Articles like this one are responsible for supporting incorrect and negative ideas about diabetes that those of us living with the disease are forced to combat on a daily basis.  The statement that “Most people with type 2 diabetes could actually reverse it if they lose enough weight” is especially harmful, because it bolsters the notion that diabetes is a “fat, lazy person’s” disease that could be controlled if only they would work hard enough.  This stereotype is not only hurtful and extremely insensitive; it also has the potential for damaging fundraising efforts…after all, why contribute to diabetes research if it’s something people can “cure” themselves if only they’d work hard enough?  For those of us with type 1, especially children, this typecast is particularly harmful.  Many people do not understand the differences between the two types of diabetes, and all of these ideas could lead to dangerous non-management of the disease.  There is also a growing problem among adolescents with type 1 in which patients will purposefully withhold insulin in order to lose weight.  This leads to dangerously high blood sugars that force the breakdown of muscle and fat, but can also cause diabetic ketoacidosis and other complications.

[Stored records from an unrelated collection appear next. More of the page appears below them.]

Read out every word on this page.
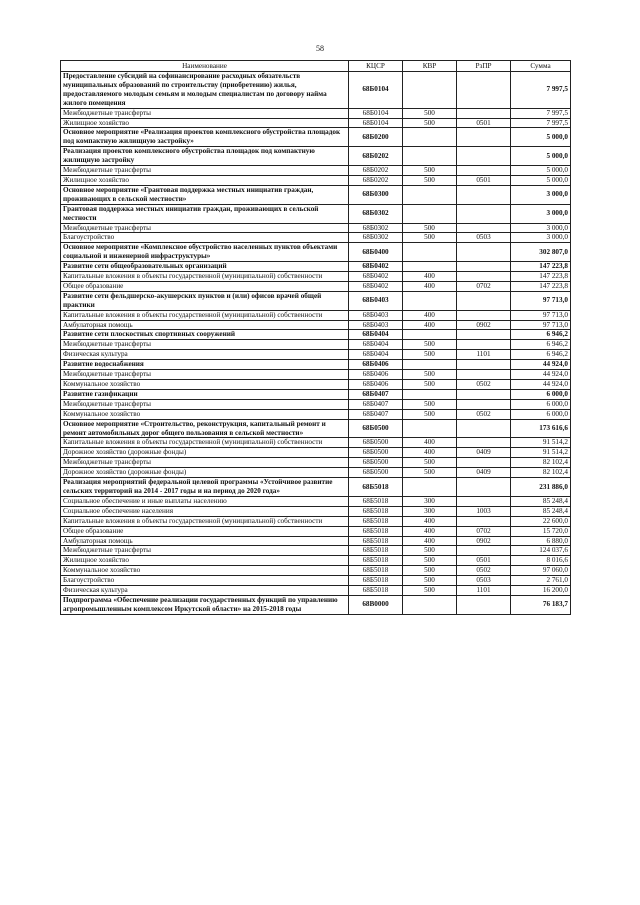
58
Наименование	КЦСР	КВР	РзПР	Сумма
Предоставление субсидий на софинансирование расходных обязательств муниципальных образований по строительству (приобретению) жилья, предоставляемого молодым семьям и молодым специалистам по договору найма жилого помещения	68Б0104			7 997,5
Межбюджетные трансферты	68Б0104	500		7 997,5
Жилищное хозяйство	68Б0104	500	0501	7 997,5
Основное мероприятие «Реализация проектов комплексного обустройства площадок под компактную жилищную застройку»	68Б0200			5 000,0
Реализация проектов комплексного обустройства площадок под компактную жилищную застройку	68Б0202			5 000,0
Межбюджетные трансферты	68Б0202	500		5 000,0
Жилищное хозяйство	68Б0202	500	0501	5 000,0
Основное мероприятие «Грантовая поддержка местных инициатив граждан, проживающих в сельской местности»	68Б0300			3 000,0
Грантовая поддержка местных инициатив граждан, проживающих в сельской местности	68Б0302			3 000,0
Межбюджетные трансферты	68Б0302	500		3 000,0
Благоустройство	68Б0302	500	0503	3 000,0
Основное мероприятие «Комплексное обустройство населенных пунктов объектами социальной и инженерной инфраструктуры»	68Б0400			302 807,0
Развитие сети общеобразовательных организаций	68Б0402			147 223,8
Капитальные вложения в объекты государственной (муниципальной) собственности	68Б0402	400		147 223,8
Общее образование	68Б0402	400	0702	147 223,8
Развитие сети фельдшерско-акушерских пунктов и (или) офисов врачей общей практики	68Б0403			97 713,0
Капитальные вложения в объекты государственной (муниципальной) собственности	68Б0403	400		97 713,0
Амбулаторная помощь	68Б0403	400	0902	97 713,0
Развитие сети плоскостных спортивных сооружений	68Б0404			6 946,2
Межбюджетные трансферты	68Б0404	500		6 946,2
Физическая культура	68Б0404	500	1101	6 946,2
Развитие водоснабжения	68Б0406			44 924,0
Межбюджетные трансферты	68Б0406	500		44 924,0
Коммунальное хозяйство	68Б0406	500	0502	44 924,0
Развитие газификации	68Б0407			6 000,0
Межбюджетные трансферты	68Б0407	500		6 000,0
Коммунальное хозяйство	68Б0407	500	0502	6 000,0
Основное мероприятие «Строительство, реконструкция, капитальный ремонт и ремонт автомобильных дорог общего пользования в сельской местности»	68Б0500			173 616,6
Капитальные вложения в объекты государственной (муниципальной) собственности	68Б0500	400		91 514,2
Дорожное хозяйство (дорожные фонды)	68Б0500	400	0409	91 514,2
Межбюджетные трансферты	68Б0500	500		82 102,4
Дорожное хозяйство (дорожные фонды)	68Б0500	500	0409	82 102,4
Реализация мероприятий федеральной целевой программы «Устойчивое развитие сельских территорий на 2014 - 2017 годы и на период до 2020 года»	68Б5018			231 886,0
Социальное обеспечение и иные выплаты населению	68Б5018	300		85 248,4
Социальное обеспечение населения	68Б5018	300	1003	85 248,4
Капитальные вложения в объекты государственной (муниципальной) собственности	68Б5018	400		22 600,0
Общее образование	68Б5018	400	0702	15 720,0
Амбулаторная помощь	68Б5018	400	0902	6 880,0
Межбюджетные трансферты	68Б5018	500		124 037,6
Жилищное хозяйство	68Б5018	500	0501	8 016,6
Коммунальное хозяйство	68Б5018	500	0502	97 060,0
Благоустройство	68Б5018	500	0503	2 761,0
Физическая культура	68Б5018	500	1101	16 200,0
Подпрограмма «Обеспечение реализации государственных функций по управлению агропромышленным комплексом Иркутской области» на 2015-2018 годы	68В0000			76 183,7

These are the reasons I felt compelled to write such a lengthy, detailed letter...a letter that was too long to actually send to the editor, of course!  Articles on disease awareness (especially in major publications) are wonderful, but only if they contain accurate information.  In the future, I beg all magazines to please keep this in mind when undertaking such ventures!  Diabetes awareness and education is achieved one person at a time, but so are harmful setbacks.  I hope that from now on, all publications will make an effort to be part of the former.

For those of you who are interested in reading the article in its entirety, it begins on page 95 of the November 2011 issue of Health.  I couldn't find it online, otherwise I would have linked to it here!